В этот вечер ему, впрочем, как и всем ребятам, надо было готовиться к предстоящей морской игре. Прежде чем разойтись по домам, они условились, кто какой порт выбирает. Санду выбрал Москву — порт пяти морей, Дину — дунайский порт Будапешт, Мирча — Констанцу, румынский порт на Чёрном море, Алеку — Нью-Йорк, порт в Атлантическом океане, Костя — средиземноморский порт Марсель. А Петрикэ выбрал Неаполь — итальянский порт на Тирренском море.
Он взял с полки атлас и раскрыл его на карте Италии. Потом достал из-под кровати кипу номеров газеты «Пионерская искра» и принялся внимательно просматривать их, вчитываясь в рубрику «Вокруг спета».

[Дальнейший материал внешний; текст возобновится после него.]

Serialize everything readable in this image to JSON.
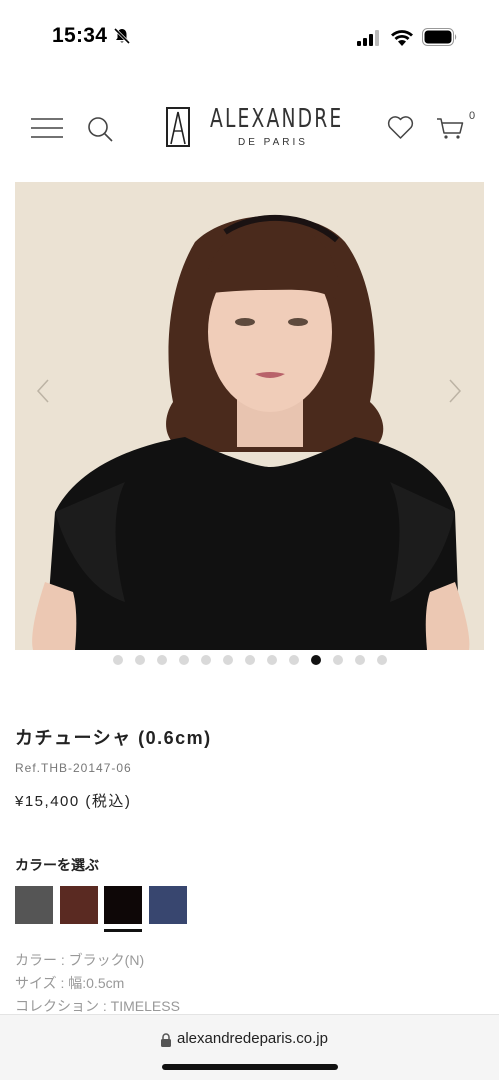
{
  "status_bar": {
    "time": "15:34"
  },
  "header": {
    "brand_name": "ALEXANDRE",
    "brand_sub": "DE PARIS",
    "cart_count": "0"
  },
  "gallery": {
    "dot_count": 13,
    "active_index": 9
  },
  "product": {
    "title": "カチューシャ (0.6cm)",
    "ref": "Ref.THB-20147-06",
    "price": "¥15,400 (税込)"
  },
  "color_select": {
    "heading": "カラーを選ぶ",
    "swatches": [
      {
        "color": "#555555",
        "selected": false
      },
      {
        "color": "#5a2a22",
        "selected": false
      },
      {
        "color": "#0e0707",
        "selected": true
      },
      {
        "color": "#38466f",
        "selected": false
      }
    ]
  },
  "specs": {
    "color": "カラー : ブラック(N)",
    "size": "サイズ : 幅:0.5cm",
    "collection": "コレクション : TIMELESS"
  },
  "browser": {
    "url": "alexandredeparis.co.jp"
  }
}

В саду послышалось мяуканье, потом в открытое окно влетел камешек и угодил прямо на атлас, в самый кончик «итальянского сапога», как бы образуя новый остров по соседству с Сицилией. Ещё один камешек проделал тот же путь и накрыл Липарские острова, угрожая им затоплением.
Дав о себе знать столь необычным образом, вслед за тем в окно прыгнул и сам «лучший стрелок из рогатки».
— Ты что там пишешь? Можно посмотреть?
Петрикэ притворился сердитым:
— А кто тебе сказал, что мы помирились?
— Глаза твои сказали!
— Глаза речью не владеют, а без этого ты не понимаешь.
— Вот и понимаю. По глазам вижу, что ты шутишь, жалеешь о том, что плохо относился ко мне, и хочешь со мной дружить. Так ведь? — И, не дожидаясь ответа, Нина продолжала: — Да, чуть не забыла тебе сказать. Знаешь, что я нашла у себя в ящике?
— Откуда я могу знать?
— Я нашла твоё письмо.
Петрикэ наморщил лоб:
— Врёшь. Я никогда и не писал тебе.
— Вот и не вру, злюка. — Передразнивая его, Нина тоже наморщила лоб. — Ты писал мне четыре года назад, когда мы были во втором классе.